Thursday July 14, 2011 : But future restrictions on advertising confirmed
As reported Wednesday, the British government's Department of Culture, Media and Sports announced today that sweeping changes affecting the online gambling industry will be implemented in the future.
However, the announcement contained little firm detail beyond confirming that the changes will involve secondary licensing for offshore operators wishing to offer their services to UK punters.
The demand that such operators will be required to take out British licensing with the UK Gambling Commission has long been expected following hints from government officials and politicians. There have been complaints that online gambling companies licensed in more tax-friendly offshore jurisdictions have an unfair competitive edge over British licensed companies, and that the playing field should be leveled.
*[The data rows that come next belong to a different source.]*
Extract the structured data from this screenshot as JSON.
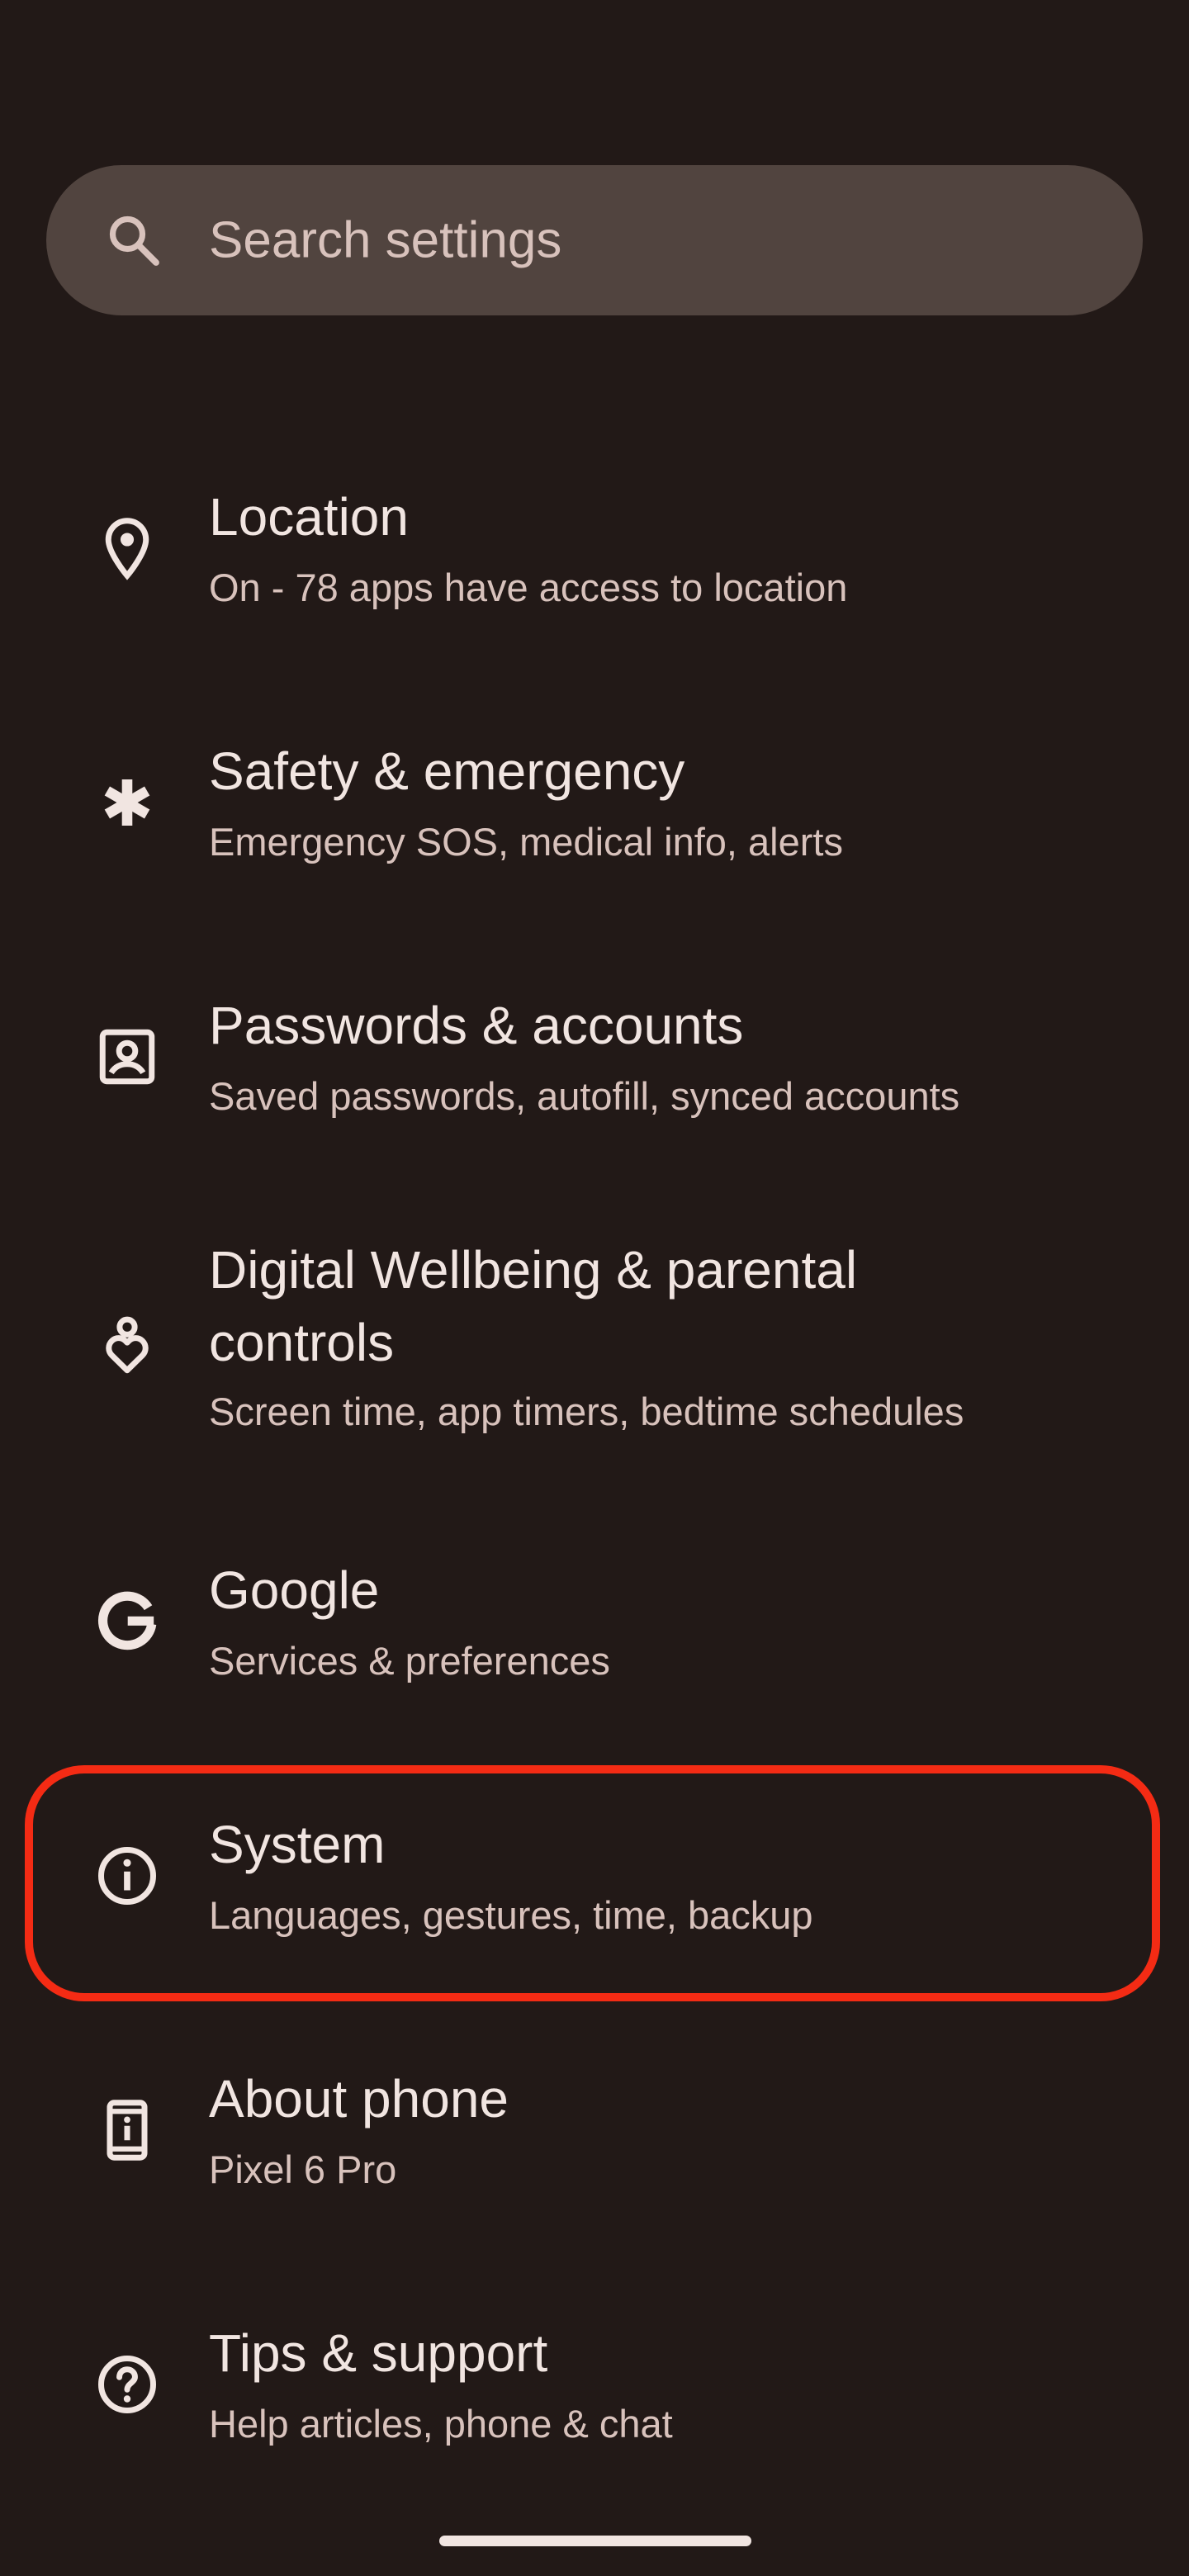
{
  "search": {
    "placeholder": "Search settings",
    "icon": "search-icon"
  },
  "items": [
    {
      "title": "Location",
      "subtitle": "On - 78 apps have access to location",
      "icon": "location-pin-icon"
    },
    {
      "title": "Safety & emergency",
      "subtitle": "Emergency SOS, medical info, alerts",
      "icon": "asterisk-icon"
    },
    {
      "title": "Passwords & accounts",
      "subtitle": "Saved passwords, autofill, synced accounts",
      "icon": "account-box-icon"
    },
    {
      "title": "Digital Wellbeing & parental controls",
      "subtitle": "Screen time, app timers, bedtime schedules",
      "icon": "wellbeing-icon"
    },
    {
      "title": "Google",
      "subtitle": "Services & preferences",
      "icon": "google-g-icon"
    },
    {
      "title": "System",
      "subtitle": "Languages, gestures, time, backup",
      "icon": "info-icon"
    },
    {
      "title": "About phone",
      "subtitle": "Pixel 6 Pro",
      "icon": "phone-info-icon"
    },
    {
      "title": "Tips & support",
      "subtitle": "Help articles, phone & chat",
      "icon": "help-icon"
    }
  ],
  "colors": {
    "background": "#221917",
    "search_background": "#51443f",
    "primary_text": "#f1e5e1",
    "secondary_text": "#d8c2bc",
    "highlight": "#f42b14"
  }
}
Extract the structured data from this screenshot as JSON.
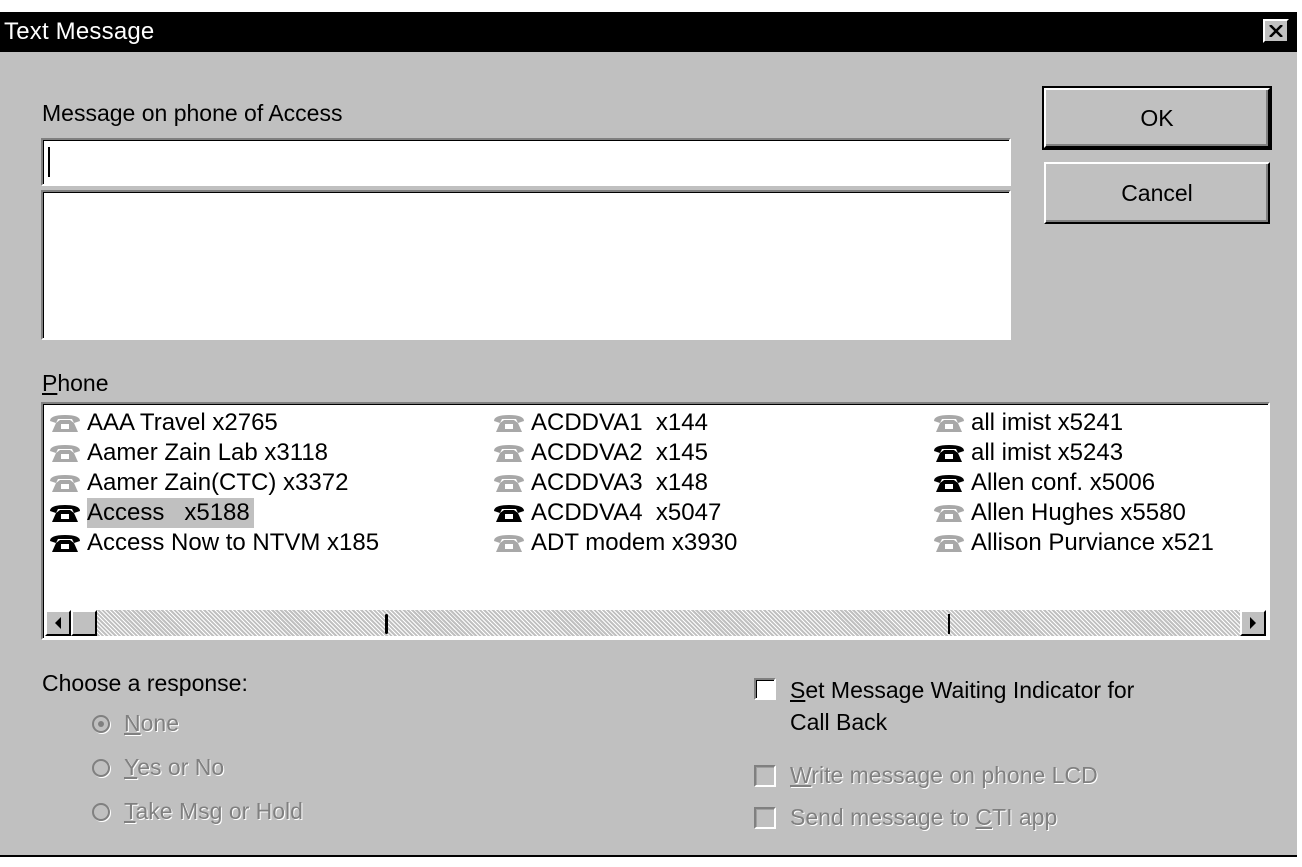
{
  "dialog": {
    "title": "Text Message",
    "message_label": "Message on phone of Access",
    "message_input_value": "",
    "message_body_value": "",
    "ok_label": "OK",
    "cancel_label": "Cancel",
    "phone_label_mnemonic": "P",
    "phone_label_rest": "hone",
    "response_label": "Choose a response:"
  },
  "phone_list": {
    "columns": [
      [
        {
          "label": "AAA Travel x2765",
          "status": "inactive"
        },
        {
          "label": "Aamer Zain Lab x3118",
          "status": "inactive"
        },
        {
          "label": "Aamer Zain(CTC) x3372",
          "status": "inactive"
        },
        {
          "label": "Access   x5188",
          "status": "active",
          "selected": true
        },
        {
          "label": "Access Now to NTVM x185",
          "status": "active"
        }
      ],
      [
        {
          "label": "ACDDVA1  x144",
          "status": "inactive"
        },
        {
          "label": "ACDDVA2  x145",
          "status": "inactive"
        },
        {
          "label": "ACDDVA3  x148",
          "status": "inactive"
        },
        {
          "label": "ACDDVA4  x5047",
          "status": "active"
        },
        {
          "label": "ADT modem x3930",
          "status": "inactive"
        }
      ],
      [
        {
          "label": "all imist x5241",
          "status": "inactive"
        },
        {
          "label": "all imist x5243",
          "status": "active"
        },
        {
          "label": "Allen conf. x5006",
          "status": "active"
        },
        {
          "label": "Allen Hughes x5580",
          "status": "inactive"
        },
        {
          "label": "Allison Purviance x521",
          "status": "inactive"
        }
      ]
    ]
  },
  "responses": [
    {
      "mnemonic": "N",
      "rest": "one",
      "checked": true
    },
    {
      "mnemonic": "Y",
      "rest": "es or No",
      "checked": false
    },
    {
      "mnemonic": "T",
      "rest": "ake Msg or Hold",
      "checked": false
    }
  ],
  "options": {
    "mwi": {
      "mnemonic": "S",
      "rest": "et Message Waiting Indicator for",
      "line2": "Call Back"
    },
    "lcd": {
      "mnemonic": "W",
      "rest": "rite message on phone LCD"
    },
    "cti": {
      "prefix": "Send message to ",
      "mnemonic": "C",
      "rest": "TI app"
    }
  },
  "colors": {
    "face": "#c0c0c0",
    "active_phone": "#000000",
    "inactive_phone": "#a8a8a8",
    "disabled_text": "#808080"
  },
  "icons": {
    "phone": "phone-icon",
    "close": "close-icon",
    "scroll_left": "arrow-left-icon",
    "scroll_right": "arrow-right-icon"
  }
}
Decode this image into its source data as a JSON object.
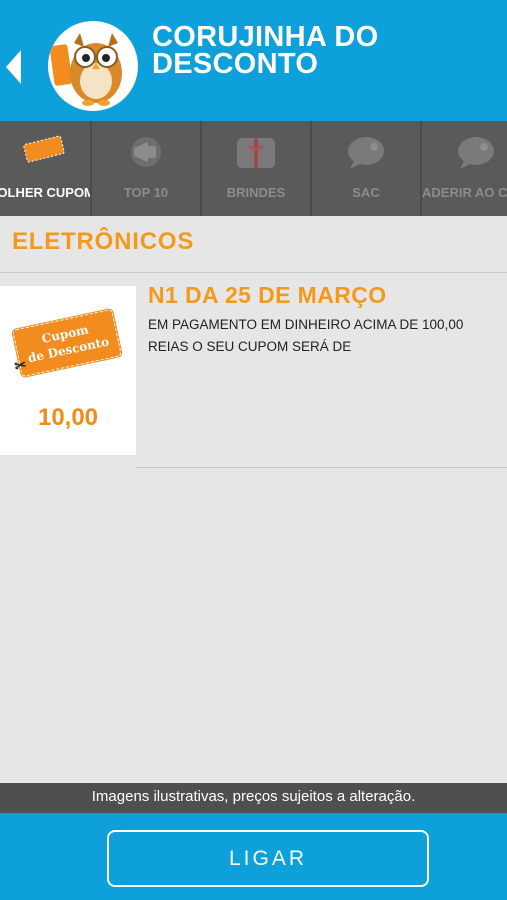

Several major British gambling groups have moved their online gambling divisions offshore in recent years to better compete.
The new requirements, once implemented, will effectively remove the current ‘white listing' system through which selected jurisdictions – principally those in the European Economic Area – are allowed to access the UK market.
Popular jurisdictions such as the Isle of Man and Alderney have asserted that their regulations will present no problems for operators going after UK licensing, and the DCMS has already indicated that it will ‘apply a lighter touch' in the case of formerly white listed jurisdictions.
The UK minister responsible for gambling, John Penrose, said Thursday: “All overseas operators will be subject to the same standards and requirements as those based in Britain, as well as being required to inform the Gambling Commission about suspicious betting patterns to help fight illegal activity and corruption in betting.”
However, the announcement was lacking in any information on proposed licensing fees or tax implications, or on timelines for the development and implementation of the system, which could take some time.